Is a Starbucks shift supervisor who works alongside baristas considered as just part of a customer service team when it comes to taking a cut of the pooled tips? Apparently so, a California appeals court ruled (Chau v Starbucks Corp, CalCtApp, June 2, 2009) when it recently reversed an $86 million judgment against Starbucks in a class action suit in which the trial court found the coffee chain violated state law by including the supervisors in tip pools.

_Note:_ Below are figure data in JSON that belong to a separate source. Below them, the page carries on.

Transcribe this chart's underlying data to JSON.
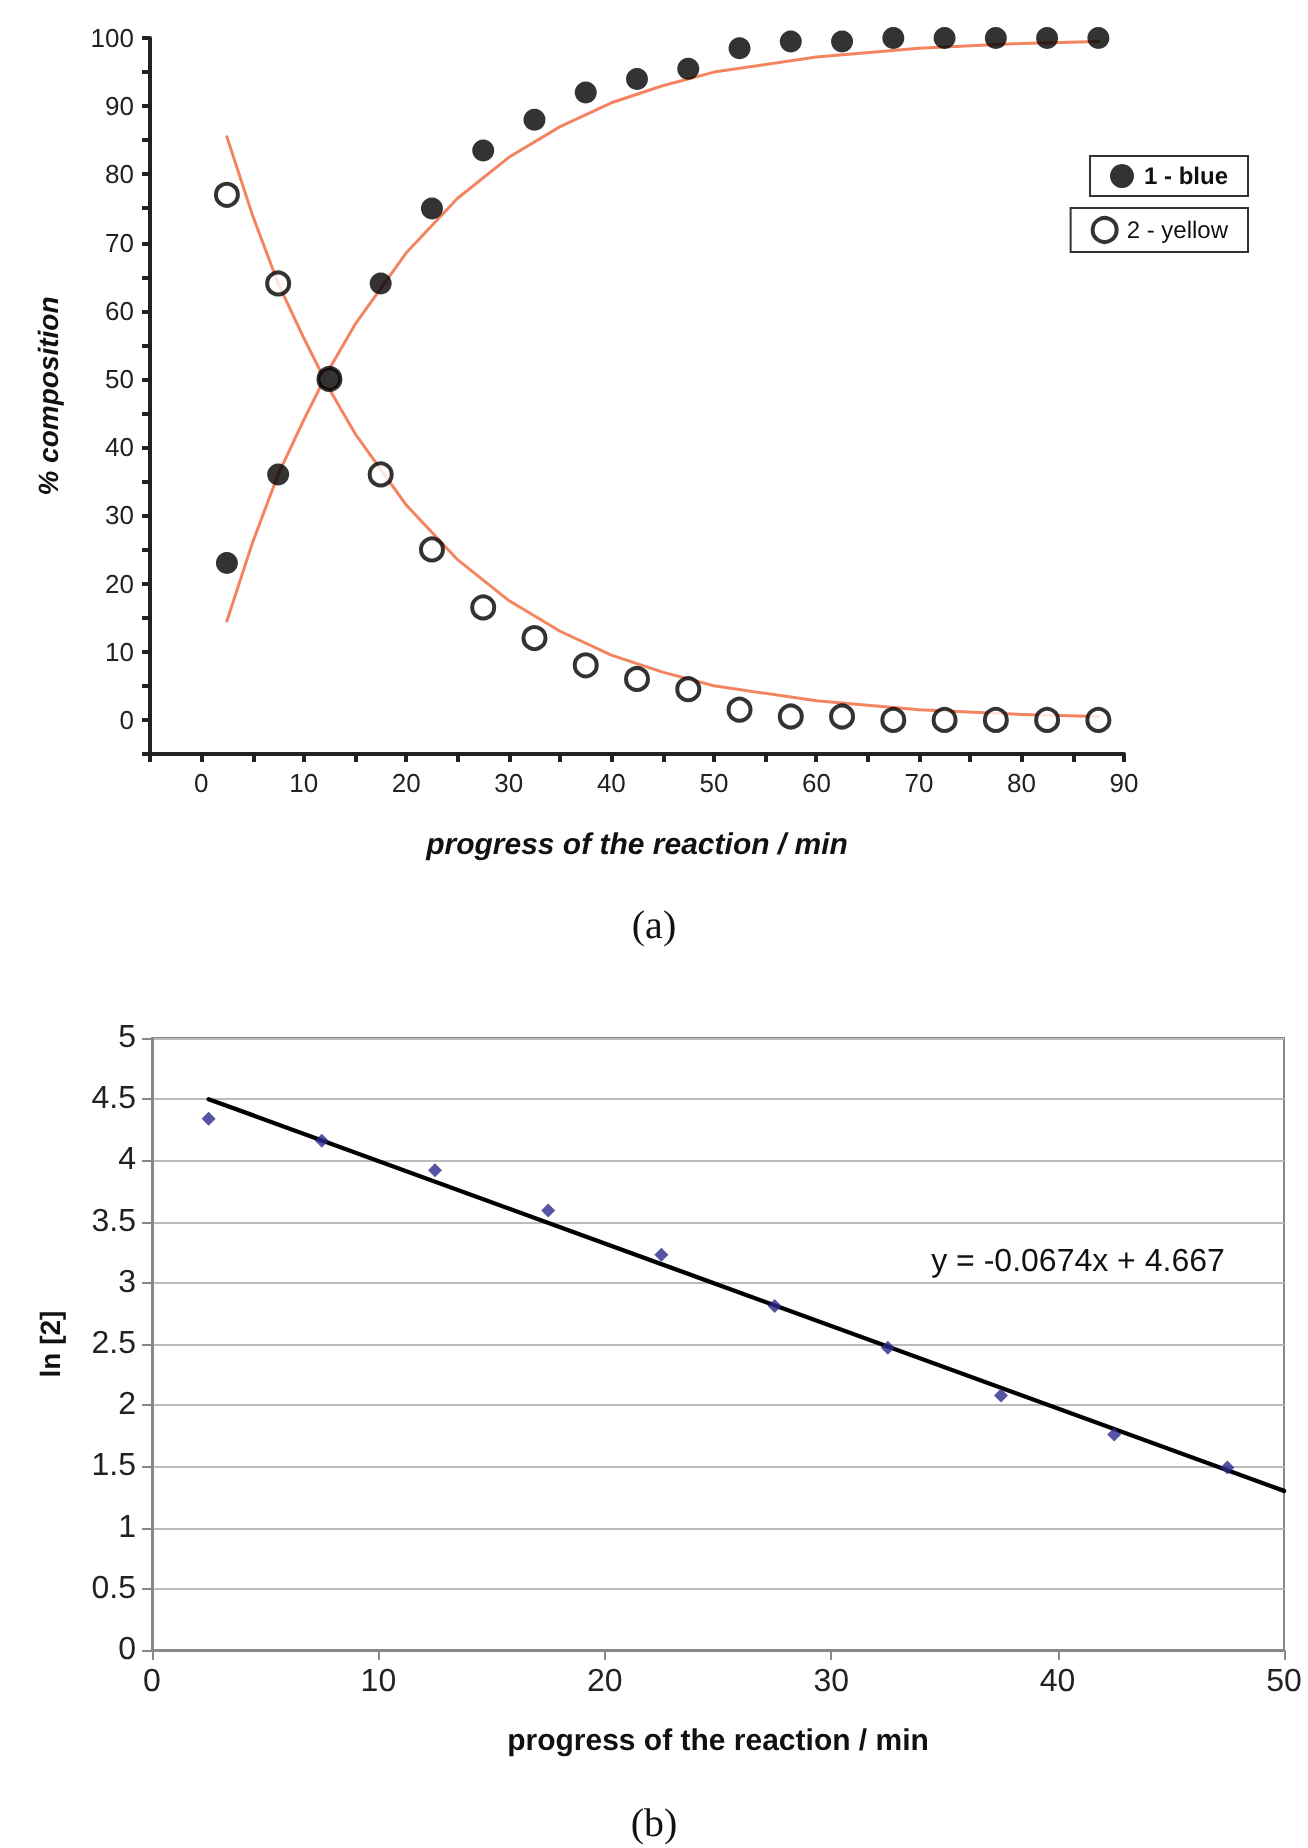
{
  "chart_data": [
    {
      "type": "scatter",
      "xlabel": "progress of the reaction / min",
      "ylabel": "% composition",
      "annotations": [
        "(a)"
      ],
      "x": [
        2.5,
        7.5,
        12.5,
        17.5,
        22.5,
        27.5,
        32.5,
        37.5,
        42.5,
        47.5,
        52.5,
        57.5,
        62.5,
        67.5,
        72.5,
        77.5,
        82.5,
        87.5
      ],
      "series": [
        {
          "name": "2 - yellow",
          "color": "#000000",
          "marker": "open circle",
          "values": [
            77,
            64,
            50,
            36,
            25,
            16.5,
            12,
            8,
            6,
            4.5,
            1.5,
            0.5,
            0.5,
            0,
            0,
            0,
            0,
            0
          ]
        },
        {
          "name": "1 - blue",
          "color": "#000000",
          "marker": "circle",
          "values": [
            23,
            36,
            50,
            64,
            75,
            83.5,
            88,
            92,
            94,
            95.5,
            98.5,
            99.5,
            99.5,
            100,
            100,
            100,
            100,
            100
          ]
        },
        {
          "type": "line",
          "color": "#f4845f",
          "marker": "none",
          "x": [
            2.5,
            5,
            7.5,
            10,
            12.5,
            15,
            20,
            25,
            30,
            35,
            40,
            45,
            50,
            60,
            70,
            80,
            87.5
          ],
          "values": [
            14.5,
            26,
            36,
            44,
            51.5,
            58,
            68.5,
            76.5,
            82.5,
            87,
            90.5,
            93,
            95,
            97.2,
            98.5,
            99.2,
            99.5
          ]
        },
        {
          "type": "line",
          "color": "#f4845f",
          "marker": "none",
          "x": [
            2.5,
            5,
            7.5,
            10,
            12.5,
            15,
            20,
            25,
            30,
            35,
            40,
            45,
            50,
            60,
            70,
            80,
            87.5
          ],
          "values": [
            85.5,
            74,
            64,
            56,
            48.5,
            42,
            31.5,
            23.5,
            17.5,
            13,
            9.5,
            7,
            5,
            2.8,
            1.5,
            0.8,
            0.5
          ]
        }
      ],
      "xlim": [
        -5,
        90
      ],
      "xticks": [
        {
          "value": -5,
          "label": null
        },
        0,
        {
          "value": 5,
          "label": null
        },
        10,
        {
          "value": 15,
          "label": null
        },
        20,
        {
          "value": 25,
          "label": null
        },
        30,
        {
          "value": 35,
          "label": null
        },
        40,
        {
          "value": 45,
          "label": null
        },
        50,
        {
          "value": 55,
          "label": null
        },
        60,
        {
          "value": 65,
          "label": null
        },
        70,
        {
          "value": 75,
          "label": null
        },
        80,
        {
          "value": 85,
          "label": null
        },
        90
      ],
      "ylim": [
        -5,
        100
      ],
      "yticks": [
        {
          "value": -5,
          "label": null
        },
        0,
        {
          "value": 5,
          "label": null
        },
        10,
        {
          "value": 15,
          "label": null
        },
        20,
        {
          "value": 25,
          "label": null
        },
        30,
        {
          "value": 35,
          "label": null
        },
        40,
        {
          "value": 45,
          "label": null
        },
        50,
        {
          "value": 55,
          "label": null
        },
        60,
        {
          "value": 65,
          "label": null
        },
        70,
        {
          "value": 75,
          "label": null
        },
        80,
        {
          "value": 85,
          "label": null
        },
        90,
        {
          "value": 95,
          "label": null
        },
        100
      ],
      "grid": false,
      "legend": "right",
      "line_style": "solid"
    },
    {
      "type": "scatter",
      "xlabel": "progress of the reaction / min",
      "ylabel": "ln [2]",
      "annotations": [
        "y = -0.0674x + 4.667",
        "(b)"
      ],
      "x": [
        2.5,
        7.5,
        12.5,
        17.5,
        22.5,
        27.5,
        32.5,
        37.5,
        42.5,
        47.5
      ],
      "series": [
        {
          "color": "#2b2b8c",
          "marker": "diamond",
          "values": [
            4.34,
            4.16,
            3.92,
            3.59,
            3.23,
            2.81,
            2.47,
            2.08,
            1.76,
            1.49
          ]
        },
        {
          "type": "line",
          "color": "#000000",
          "marker": "none",
          "x": [
            2.5,
            50
          ],
          "values": [
            4.5,
            1.3
          ]
        }
      ],
      "xlim": [
        0,
        50
      ],
      "xticks": [
        0,
        10,
        20,
        30,
        40,
        50
      ],
      "ylim": [
        0,
        5
      ],
      "yticks": [
        0,
        0.5,
        1,
        1.5,
        2,
        2.5,
        3,
        3.5,
        4,
        4.5,
        5
      ],
      "grid": "y",
      "line_style": "solid"
    }
  ]
}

The lower court’s ruling, the appellate court reasoned, was improperly based on a line of decisions addressing an employer’s authority to mandate that a tip given to an individual service employee must be shared with other employees. It noted that Starbucks’ shift supervisors are part-time employees who perform all the duties of a barista, along with having responsibility for additional tasks, including supervising and coordinating employees within the store. There is no decisional or statutory authority prohibiting an employer from allowing a service employee to keep a portion of the collective tip, the court said, in proportion to the amount of hours worked, just because the employee also has supervisory duties.

While acknowledging that sec. 351 of the Labor Code, which Starbucks was found to have violated, was enacted to prevent employees from having to give up their earned gratuities as a condition of employment, the court concluded that it was undisputed in this case that the tipping public intended to collectively tip both the baristas and the shift supervisors for their work as a “team.”